THE INTERNATIONAL monetary fund (IMF) has proposed a $50 billion plan to end the Covid-19 pandemic on Friday (21) with a target to vaccinate 40 per cent of the world’s population by the end of 2021 and the rest 60 per cent by 2022.

“Saving lives and livelihoods should need no justification, but a faster end to the pandemic could also inject the equivalent of $9 trillion into the global economy by 2025 due to a faster resumption of economic activity,” the IMF  said.

The $50 billion is a combination of at least $35 billion in grants, $22 billion of which G20 nations have already pledged, and $15 billion in low-cost lending, the IMF said. The plan was presented by IMF chief Kristalina Georgieva to the world leaders at the G20 Global Health Summit in Rome. 

“Our proposal sets targets, estimates financing requirements, and lays out pragmatic action,” Georgieva said.”For some time we have been warning of a dangerous divergence of economic fortunes.”

She further added that the IMF seeks to address the gap between rich countries and poor in accessing the vaccines.

At the end of April, less than two per cent of the population of Africa had been vaccinated while more than 40 per cent of the population in the United States and more than 20 per cent in Europe had received at least one dose of vaccine, the IMF said.

The fund will prioritise closing the vaccine gap to put the world back on the path to growth to “help bring the pandemic substantially under control everywhere for everyone’s benefit.”

As India faces a Covid emergency with more than 4,000 deaths daily, the IMF called for more action by the G20 nations, including grants, concessional lending, and donations of Covid-19 vaccines and treatments.

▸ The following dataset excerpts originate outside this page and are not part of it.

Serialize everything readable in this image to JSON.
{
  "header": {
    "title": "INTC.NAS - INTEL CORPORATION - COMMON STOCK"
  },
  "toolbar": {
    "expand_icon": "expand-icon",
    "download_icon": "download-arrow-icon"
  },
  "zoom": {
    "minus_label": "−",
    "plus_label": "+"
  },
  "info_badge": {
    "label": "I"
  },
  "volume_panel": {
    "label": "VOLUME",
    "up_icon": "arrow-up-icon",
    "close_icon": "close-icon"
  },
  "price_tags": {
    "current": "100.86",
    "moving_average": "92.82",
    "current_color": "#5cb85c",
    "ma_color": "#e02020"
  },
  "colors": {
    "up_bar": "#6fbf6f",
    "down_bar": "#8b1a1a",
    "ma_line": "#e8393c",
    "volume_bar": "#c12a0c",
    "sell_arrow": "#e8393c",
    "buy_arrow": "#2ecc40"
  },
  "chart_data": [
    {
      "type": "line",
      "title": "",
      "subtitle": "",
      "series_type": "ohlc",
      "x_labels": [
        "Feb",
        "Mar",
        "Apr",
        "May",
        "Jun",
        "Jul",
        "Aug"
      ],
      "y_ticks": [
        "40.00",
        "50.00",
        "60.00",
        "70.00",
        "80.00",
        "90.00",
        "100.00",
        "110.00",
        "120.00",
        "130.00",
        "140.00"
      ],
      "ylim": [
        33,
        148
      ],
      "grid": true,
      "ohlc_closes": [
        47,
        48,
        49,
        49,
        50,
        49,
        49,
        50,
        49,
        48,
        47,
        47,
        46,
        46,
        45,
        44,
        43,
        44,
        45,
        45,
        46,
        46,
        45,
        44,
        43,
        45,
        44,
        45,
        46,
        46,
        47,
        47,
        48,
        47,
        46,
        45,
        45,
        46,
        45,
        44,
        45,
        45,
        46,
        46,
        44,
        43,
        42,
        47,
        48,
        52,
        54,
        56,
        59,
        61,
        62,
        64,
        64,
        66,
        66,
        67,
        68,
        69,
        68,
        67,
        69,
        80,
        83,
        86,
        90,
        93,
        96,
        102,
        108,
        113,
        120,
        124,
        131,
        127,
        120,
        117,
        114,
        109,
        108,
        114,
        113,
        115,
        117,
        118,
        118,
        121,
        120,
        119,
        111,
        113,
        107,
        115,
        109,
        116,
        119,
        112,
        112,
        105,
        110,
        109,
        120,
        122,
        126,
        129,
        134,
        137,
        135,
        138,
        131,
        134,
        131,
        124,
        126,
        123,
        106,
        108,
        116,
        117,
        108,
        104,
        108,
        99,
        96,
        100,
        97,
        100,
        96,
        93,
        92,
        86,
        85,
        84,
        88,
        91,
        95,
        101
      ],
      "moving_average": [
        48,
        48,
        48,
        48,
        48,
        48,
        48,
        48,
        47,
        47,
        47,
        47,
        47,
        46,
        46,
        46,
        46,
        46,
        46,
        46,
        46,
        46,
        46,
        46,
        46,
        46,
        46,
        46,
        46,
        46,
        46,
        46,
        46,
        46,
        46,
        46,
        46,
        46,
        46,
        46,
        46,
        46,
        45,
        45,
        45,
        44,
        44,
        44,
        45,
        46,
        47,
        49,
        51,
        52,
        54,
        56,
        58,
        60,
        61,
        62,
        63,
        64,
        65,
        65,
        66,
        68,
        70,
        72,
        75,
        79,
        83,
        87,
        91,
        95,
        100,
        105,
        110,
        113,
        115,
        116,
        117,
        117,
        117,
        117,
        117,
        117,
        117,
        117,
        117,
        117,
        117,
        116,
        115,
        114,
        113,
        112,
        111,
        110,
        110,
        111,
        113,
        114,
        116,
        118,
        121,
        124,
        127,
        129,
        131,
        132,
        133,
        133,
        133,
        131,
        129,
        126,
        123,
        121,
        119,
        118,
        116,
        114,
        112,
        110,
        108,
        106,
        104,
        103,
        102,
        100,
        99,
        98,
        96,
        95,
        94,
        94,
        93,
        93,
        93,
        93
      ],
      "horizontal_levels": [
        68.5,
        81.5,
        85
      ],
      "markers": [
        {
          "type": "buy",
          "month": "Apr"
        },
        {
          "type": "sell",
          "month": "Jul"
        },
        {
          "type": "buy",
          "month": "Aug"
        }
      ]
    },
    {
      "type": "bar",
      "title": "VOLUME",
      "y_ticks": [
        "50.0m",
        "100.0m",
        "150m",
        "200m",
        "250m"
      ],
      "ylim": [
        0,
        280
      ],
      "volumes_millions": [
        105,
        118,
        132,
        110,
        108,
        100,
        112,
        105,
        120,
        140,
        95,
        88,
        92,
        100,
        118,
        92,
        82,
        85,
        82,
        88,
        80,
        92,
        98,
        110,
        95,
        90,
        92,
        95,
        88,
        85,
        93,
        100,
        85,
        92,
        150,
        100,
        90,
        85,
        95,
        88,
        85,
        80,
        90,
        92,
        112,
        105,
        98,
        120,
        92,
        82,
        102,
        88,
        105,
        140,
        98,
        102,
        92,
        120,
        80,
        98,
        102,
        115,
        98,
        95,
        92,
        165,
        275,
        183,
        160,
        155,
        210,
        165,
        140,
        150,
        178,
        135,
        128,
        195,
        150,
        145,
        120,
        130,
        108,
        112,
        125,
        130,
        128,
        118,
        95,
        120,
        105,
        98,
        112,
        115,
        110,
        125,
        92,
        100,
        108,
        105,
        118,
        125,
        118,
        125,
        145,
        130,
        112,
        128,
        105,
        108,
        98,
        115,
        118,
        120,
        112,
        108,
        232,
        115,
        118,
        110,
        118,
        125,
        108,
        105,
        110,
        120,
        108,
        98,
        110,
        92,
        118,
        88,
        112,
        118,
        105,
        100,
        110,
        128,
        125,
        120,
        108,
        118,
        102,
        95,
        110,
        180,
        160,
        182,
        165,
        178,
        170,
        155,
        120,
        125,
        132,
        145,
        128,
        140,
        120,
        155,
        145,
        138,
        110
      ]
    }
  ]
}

Among other actions suggested in the proposal are upfront grants to COVAX, the global initiative to help developing nations get vaccines, of at least $4 billion. This financing will help finalise orders and activate unused vaccine capacity, according to the IMF.

It also calls for ensuring free cross-border flows of raw materials and finished vaccines and rich countries to immediately donate surplus vaccines.